17 de março de 2003
Padarias e botequins

A padaria e o botequim são instituições nacionais. Sem a padaria e o botequim o brasileiro seria inconcebível. O sujeito sai de sua terra, vai do Norte para o Sul, ou vice-versa, não conhece ninguém, ainda nem domina a gíria local, mas entra numa padaria ou num botequim e sente-se em casa. Tem saudades, e a visão de um pão doce o consola. Tem fome, e a média com pão e manteiga o sacia. Está triste, e a cervejinha o alegra.

E não há como falar de padaria ou botequim sem imediatamente lembrar do português. Se houvesse um Gênesis das padarias e botequins, ele começaria assim: "No princípio, era um português...". Porque na origem de cada botequim e padaria há um português, mesmo que o dono hoje seja cearense, paulistano ou carioca. Não importa, no começo era um português - legítimo dos bigodes aos tamancos.

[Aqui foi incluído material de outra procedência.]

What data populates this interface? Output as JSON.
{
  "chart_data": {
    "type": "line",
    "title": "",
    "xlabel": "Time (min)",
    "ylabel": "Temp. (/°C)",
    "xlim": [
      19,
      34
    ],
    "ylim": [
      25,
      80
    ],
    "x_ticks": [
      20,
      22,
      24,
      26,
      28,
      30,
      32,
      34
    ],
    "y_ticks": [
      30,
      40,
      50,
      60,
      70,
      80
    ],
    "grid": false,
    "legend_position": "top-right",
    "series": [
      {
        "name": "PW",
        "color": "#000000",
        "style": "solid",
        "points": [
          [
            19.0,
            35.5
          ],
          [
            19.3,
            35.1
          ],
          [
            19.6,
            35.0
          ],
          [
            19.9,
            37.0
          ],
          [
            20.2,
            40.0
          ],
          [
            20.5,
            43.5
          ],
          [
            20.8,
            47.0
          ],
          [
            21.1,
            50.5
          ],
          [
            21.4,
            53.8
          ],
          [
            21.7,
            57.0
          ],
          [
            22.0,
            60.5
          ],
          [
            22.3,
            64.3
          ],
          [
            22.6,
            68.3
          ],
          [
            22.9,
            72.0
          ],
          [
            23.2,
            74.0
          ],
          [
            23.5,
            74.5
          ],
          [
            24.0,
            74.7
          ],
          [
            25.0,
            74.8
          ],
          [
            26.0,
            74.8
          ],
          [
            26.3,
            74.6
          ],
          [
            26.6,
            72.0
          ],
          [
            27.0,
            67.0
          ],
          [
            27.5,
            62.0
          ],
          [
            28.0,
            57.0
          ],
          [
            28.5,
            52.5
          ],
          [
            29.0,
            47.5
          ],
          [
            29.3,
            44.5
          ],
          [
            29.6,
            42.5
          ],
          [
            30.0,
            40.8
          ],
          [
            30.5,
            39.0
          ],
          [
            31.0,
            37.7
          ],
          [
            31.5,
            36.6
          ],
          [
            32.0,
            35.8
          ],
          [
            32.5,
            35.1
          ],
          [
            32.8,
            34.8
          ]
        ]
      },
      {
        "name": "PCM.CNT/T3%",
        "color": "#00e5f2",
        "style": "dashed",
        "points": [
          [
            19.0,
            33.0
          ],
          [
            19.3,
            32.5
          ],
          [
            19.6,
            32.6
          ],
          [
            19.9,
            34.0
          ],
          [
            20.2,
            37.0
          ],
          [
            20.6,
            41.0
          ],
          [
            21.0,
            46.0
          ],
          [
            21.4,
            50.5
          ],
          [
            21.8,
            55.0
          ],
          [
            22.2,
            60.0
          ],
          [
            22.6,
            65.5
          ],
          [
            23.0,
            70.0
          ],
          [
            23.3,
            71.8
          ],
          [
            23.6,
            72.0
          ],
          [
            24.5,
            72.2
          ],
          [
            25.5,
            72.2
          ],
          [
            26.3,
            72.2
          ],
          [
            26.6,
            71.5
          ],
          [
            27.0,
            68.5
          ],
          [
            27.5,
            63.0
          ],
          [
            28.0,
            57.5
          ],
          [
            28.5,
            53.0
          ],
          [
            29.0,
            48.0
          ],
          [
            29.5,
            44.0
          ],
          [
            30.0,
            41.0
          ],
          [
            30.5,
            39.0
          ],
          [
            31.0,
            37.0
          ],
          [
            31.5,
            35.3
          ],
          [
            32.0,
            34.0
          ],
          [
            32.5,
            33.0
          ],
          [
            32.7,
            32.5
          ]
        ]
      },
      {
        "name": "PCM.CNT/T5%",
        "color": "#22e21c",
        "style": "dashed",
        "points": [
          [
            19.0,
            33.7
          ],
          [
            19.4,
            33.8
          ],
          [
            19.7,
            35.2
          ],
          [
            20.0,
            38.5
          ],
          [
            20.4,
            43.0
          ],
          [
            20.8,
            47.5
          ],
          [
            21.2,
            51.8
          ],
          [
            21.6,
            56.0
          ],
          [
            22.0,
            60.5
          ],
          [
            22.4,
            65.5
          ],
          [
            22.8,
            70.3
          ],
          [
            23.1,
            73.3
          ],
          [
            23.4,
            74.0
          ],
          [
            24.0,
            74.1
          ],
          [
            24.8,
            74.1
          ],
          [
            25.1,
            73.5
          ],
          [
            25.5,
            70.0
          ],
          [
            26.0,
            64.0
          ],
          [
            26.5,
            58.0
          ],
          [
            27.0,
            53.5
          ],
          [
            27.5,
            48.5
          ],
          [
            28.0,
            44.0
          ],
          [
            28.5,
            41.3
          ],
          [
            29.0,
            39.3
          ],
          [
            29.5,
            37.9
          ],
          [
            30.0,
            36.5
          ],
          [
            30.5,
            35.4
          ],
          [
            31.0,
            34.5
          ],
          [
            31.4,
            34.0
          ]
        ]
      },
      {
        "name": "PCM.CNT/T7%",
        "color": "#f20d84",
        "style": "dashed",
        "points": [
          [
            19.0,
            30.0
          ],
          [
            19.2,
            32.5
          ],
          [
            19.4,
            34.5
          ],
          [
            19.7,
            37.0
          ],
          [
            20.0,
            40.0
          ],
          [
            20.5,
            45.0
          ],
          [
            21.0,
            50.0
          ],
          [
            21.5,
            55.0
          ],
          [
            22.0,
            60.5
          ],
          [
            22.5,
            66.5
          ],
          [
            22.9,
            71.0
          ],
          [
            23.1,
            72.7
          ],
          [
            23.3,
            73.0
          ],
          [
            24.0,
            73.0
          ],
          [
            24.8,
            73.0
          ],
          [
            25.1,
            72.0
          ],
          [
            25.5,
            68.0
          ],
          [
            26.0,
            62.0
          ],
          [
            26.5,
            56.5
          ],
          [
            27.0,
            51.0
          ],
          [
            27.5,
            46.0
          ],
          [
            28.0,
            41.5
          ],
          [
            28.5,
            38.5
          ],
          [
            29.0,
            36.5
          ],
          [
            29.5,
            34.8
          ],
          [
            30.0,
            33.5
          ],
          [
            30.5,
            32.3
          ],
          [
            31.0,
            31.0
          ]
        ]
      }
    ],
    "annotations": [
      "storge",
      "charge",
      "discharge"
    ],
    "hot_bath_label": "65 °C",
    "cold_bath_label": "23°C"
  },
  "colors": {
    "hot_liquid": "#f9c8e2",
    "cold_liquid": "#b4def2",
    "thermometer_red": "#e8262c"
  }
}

Digo isto porque, de uns tempos pra cá, tornou-se moda enaltecer nossas heranças negra e índia e repudiar o português como um invasor ignorante e brutal. Tolice.

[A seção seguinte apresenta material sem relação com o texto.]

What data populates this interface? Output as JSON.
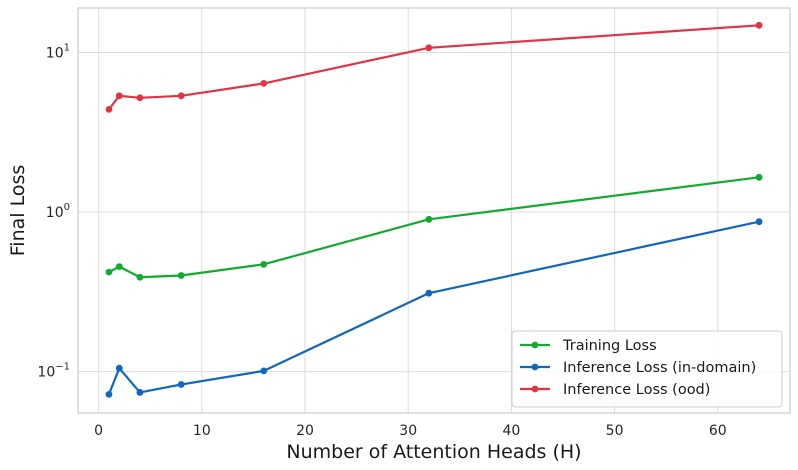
{
  "chart_data": {
    "type": "line",
    "title": "",
    "xlabel": "Number of Attention Heads (H)",
    "ylabel": "Final Loss",
    "xscale": "linear",
    "yscale": "log",
    "xlim": [
      -2,
      67
    ],
    "ylim": [
      0.055,
      19
    ],
    "xticks": [
      0,
      10,
      20,
      30,
      40,
      50,
      60
    ],
    "xtick_labels": [
      "0",
      "10",
      "20",
      "30",
      "40",
      "50",
      "60"
    ],
    "yticks": [
      0.1,
      1,
      10
    ],
    "ytick_labels": [
      {
        "base": "10",
        "exp": "−1"
      },
      {
        "base": "10",
        "exp": "0"
      },
      {
        "base": "10",
        "exp": "1"
      }
    ],
    "grid": true,
    "legend_position": "lower-right",
    "x": [
      1,
      2,
      4,
      8,
      16,
      32,
      64
    ],
    "series": [
      {
        "name": "Training Loss",
        "color": "#13aa2f",
        "values": [
          0.42,
          0.455,
          0.39,
          0.4,
          0.47,
          0.9,
          1.65
        ]
      },
      {
        "name": "Inference Loss (in-domain)",
        "color": "#1167bd",
        "values": [
          0.072,
          0.105,
          0.074,
          0.083,
          0.101,
          0.31,
          0.87
        ]
      },
      {
        "name": "Inference Loss (ood)",
        "color": "#e03442",
        "values": [
          4.4,
          5.35,
          5.2,
          5.35,
          6.4,
          10.7,
          14.8
        ]
      }
    ]
  }
}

Falamos do futebol e do samba como das expressões mais genuínas do brasileiro. Mas o que seria do futebol e do samba sem o botequim e a padaria? Engana-se quem pensa que a existência do futebol depende apenas de uma bola e meia dúzia de marmanjos. Há, ainda e principalmente, o público. Sem o sujeito que pára para assistir ao menos uns minutinhos da mais reles pelada, o futebol não passaria de um lazer excêntrico.

Mas, repare o leitor que eu disse "público" e não "torcedor". A diferença é simples: depois do jogo, o público - pagante e não-pagante - volta para casa. O torcedor, não: vai para o botequim e, no outro dia de manhã, só pensa em chegar logo napadaria. Porque é no botequim que ele comemora. E é na padaria que ele comenta, reflete e, sobretudo, rebate a ressaca igualmente amarga da vitória ou da derrota. Eu resumiria assim: o botequim é lírico e dionisíaco e a padaria, épica e apolínea.

Onde eu quero chegar é que o torcedor se inventa é no botequim e na padaria. É lá que ele nutre a paixão que depois, alimentará a necessária vaidade do craque e do perna-de-pau que fazem o melhor futebol do mundo.

Enfim, o que seria, já nem falo do futebol, mas de nós, do brasileiro em geral, mestiço na alma e no sangue, sem o último amparo de um balcão - seja de botequim, seja de padaria?